Katrin melangkah turun dengan gaun hijau pekat selutut, sepatu boot pendek mengikutinya tenang. Rambut cokelatnya tergerai bebas, bergerak lembut tiap langkahnya. Tak ada coat, tak ada aksesori berlebihan, cukup dirinya dan tekad yang sudah bulat.
Dia sudah membawa dokumen perjanjian, rapi dalam map kulit berwarna marun. Rencananya, Katrin akan minta tanda tangan Reins sebelum mereka bersama-sama pergi ke kantor catatan sipil. Namun kenyataannya berbeda.
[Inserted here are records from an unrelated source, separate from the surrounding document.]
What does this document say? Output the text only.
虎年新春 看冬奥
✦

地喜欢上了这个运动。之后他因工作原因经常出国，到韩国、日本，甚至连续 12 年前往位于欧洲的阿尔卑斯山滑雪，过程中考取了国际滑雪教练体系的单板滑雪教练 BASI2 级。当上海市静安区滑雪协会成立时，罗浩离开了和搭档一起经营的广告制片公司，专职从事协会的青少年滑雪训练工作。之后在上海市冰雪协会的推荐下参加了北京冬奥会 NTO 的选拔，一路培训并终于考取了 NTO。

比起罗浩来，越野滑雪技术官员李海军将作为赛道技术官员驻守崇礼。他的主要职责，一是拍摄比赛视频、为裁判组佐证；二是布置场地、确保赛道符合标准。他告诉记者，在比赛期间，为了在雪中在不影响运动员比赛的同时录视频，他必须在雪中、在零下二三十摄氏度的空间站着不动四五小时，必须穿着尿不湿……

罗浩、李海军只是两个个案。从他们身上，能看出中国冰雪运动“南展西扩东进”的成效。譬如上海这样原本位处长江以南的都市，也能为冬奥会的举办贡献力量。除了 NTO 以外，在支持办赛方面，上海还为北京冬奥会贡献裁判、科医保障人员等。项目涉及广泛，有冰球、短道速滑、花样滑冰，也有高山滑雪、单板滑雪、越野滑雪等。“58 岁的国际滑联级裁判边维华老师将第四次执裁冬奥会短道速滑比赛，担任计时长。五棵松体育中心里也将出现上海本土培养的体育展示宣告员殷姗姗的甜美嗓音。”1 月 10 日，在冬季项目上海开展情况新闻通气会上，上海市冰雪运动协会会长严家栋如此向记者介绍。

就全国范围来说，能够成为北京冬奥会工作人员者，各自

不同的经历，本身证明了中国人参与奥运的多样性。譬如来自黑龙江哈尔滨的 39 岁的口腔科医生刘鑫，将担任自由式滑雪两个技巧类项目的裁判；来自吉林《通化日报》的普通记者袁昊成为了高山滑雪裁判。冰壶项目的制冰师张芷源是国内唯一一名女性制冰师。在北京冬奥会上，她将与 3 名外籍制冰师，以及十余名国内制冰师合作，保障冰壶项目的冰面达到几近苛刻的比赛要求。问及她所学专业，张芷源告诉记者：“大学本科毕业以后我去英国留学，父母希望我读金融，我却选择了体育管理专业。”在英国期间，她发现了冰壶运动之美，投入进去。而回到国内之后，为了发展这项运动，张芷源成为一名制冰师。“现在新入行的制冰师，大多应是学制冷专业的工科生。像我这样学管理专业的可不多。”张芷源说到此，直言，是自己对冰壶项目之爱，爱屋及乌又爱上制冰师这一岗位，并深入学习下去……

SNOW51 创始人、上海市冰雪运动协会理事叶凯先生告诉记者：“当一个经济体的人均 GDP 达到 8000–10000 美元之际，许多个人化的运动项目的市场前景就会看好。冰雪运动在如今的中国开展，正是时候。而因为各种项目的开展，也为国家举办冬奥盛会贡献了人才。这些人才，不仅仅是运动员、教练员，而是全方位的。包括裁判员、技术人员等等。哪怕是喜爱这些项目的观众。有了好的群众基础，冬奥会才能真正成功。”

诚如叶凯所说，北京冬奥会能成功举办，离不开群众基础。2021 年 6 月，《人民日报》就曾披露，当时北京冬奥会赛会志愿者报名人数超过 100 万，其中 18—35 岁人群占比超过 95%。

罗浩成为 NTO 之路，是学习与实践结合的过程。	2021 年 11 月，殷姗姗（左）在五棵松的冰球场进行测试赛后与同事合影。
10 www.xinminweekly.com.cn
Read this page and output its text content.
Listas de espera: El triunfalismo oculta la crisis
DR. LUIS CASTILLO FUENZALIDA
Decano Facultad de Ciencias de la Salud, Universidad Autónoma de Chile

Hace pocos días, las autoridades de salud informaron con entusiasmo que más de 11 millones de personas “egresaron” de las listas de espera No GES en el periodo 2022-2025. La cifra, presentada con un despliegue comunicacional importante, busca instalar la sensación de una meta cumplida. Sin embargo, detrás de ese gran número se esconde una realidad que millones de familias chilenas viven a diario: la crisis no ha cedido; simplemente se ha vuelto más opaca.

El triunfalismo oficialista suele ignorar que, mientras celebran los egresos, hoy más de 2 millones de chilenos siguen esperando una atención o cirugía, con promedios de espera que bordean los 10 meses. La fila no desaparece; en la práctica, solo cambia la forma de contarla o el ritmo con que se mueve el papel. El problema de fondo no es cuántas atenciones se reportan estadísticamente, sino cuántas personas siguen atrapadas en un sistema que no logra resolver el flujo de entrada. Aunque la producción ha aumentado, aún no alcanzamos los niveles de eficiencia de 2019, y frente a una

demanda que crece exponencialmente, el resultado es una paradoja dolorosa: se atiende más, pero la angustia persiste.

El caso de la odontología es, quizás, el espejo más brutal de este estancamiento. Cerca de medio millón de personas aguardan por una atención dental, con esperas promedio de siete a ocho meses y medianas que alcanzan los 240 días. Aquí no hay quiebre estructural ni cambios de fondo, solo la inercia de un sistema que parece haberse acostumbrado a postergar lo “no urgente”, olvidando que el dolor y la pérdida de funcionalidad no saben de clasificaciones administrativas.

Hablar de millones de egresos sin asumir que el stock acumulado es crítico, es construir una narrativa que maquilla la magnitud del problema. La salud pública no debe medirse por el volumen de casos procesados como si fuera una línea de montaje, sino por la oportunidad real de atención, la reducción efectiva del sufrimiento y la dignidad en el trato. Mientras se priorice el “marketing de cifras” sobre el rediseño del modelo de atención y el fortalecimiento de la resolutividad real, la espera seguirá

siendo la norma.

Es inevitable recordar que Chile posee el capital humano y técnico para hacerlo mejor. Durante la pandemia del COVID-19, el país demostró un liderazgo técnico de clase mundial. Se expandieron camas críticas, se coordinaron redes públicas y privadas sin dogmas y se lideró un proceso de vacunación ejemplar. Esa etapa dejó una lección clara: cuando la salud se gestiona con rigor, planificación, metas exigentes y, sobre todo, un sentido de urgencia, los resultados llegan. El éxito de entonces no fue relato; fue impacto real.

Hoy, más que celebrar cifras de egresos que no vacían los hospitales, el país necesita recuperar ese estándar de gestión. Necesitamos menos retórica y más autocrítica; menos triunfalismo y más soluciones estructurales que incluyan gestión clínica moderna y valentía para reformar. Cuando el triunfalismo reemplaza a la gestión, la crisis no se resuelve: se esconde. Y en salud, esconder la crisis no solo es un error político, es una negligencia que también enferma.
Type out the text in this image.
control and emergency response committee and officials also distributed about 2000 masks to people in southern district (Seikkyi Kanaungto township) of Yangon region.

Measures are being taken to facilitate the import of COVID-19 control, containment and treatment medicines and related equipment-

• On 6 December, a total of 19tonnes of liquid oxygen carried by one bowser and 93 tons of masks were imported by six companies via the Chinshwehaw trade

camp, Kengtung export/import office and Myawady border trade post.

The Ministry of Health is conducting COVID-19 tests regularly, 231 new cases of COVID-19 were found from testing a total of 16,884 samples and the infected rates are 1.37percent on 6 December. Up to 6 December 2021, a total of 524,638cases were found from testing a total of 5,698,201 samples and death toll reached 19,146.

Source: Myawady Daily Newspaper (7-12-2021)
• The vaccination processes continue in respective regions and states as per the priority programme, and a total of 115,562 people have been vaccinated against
“Tuan Reins akan menyusul langsung ke kantor catatan sipil, Nona.”
“Menyusul? Bukankah ….”
Katrin menghentikan pertanyaannya. Ia menangkap senyum ramah di wajah si pria, namun senyum itu terlalu kosong untuk menawarkan jawaban. Sepertinya, pria itu memang hanya ditugaskan menjemput. Bukan menjelaskan.
Katrin menghela napas, menggenggam erat map di tangannya. “Baiklah, ayo pergi.”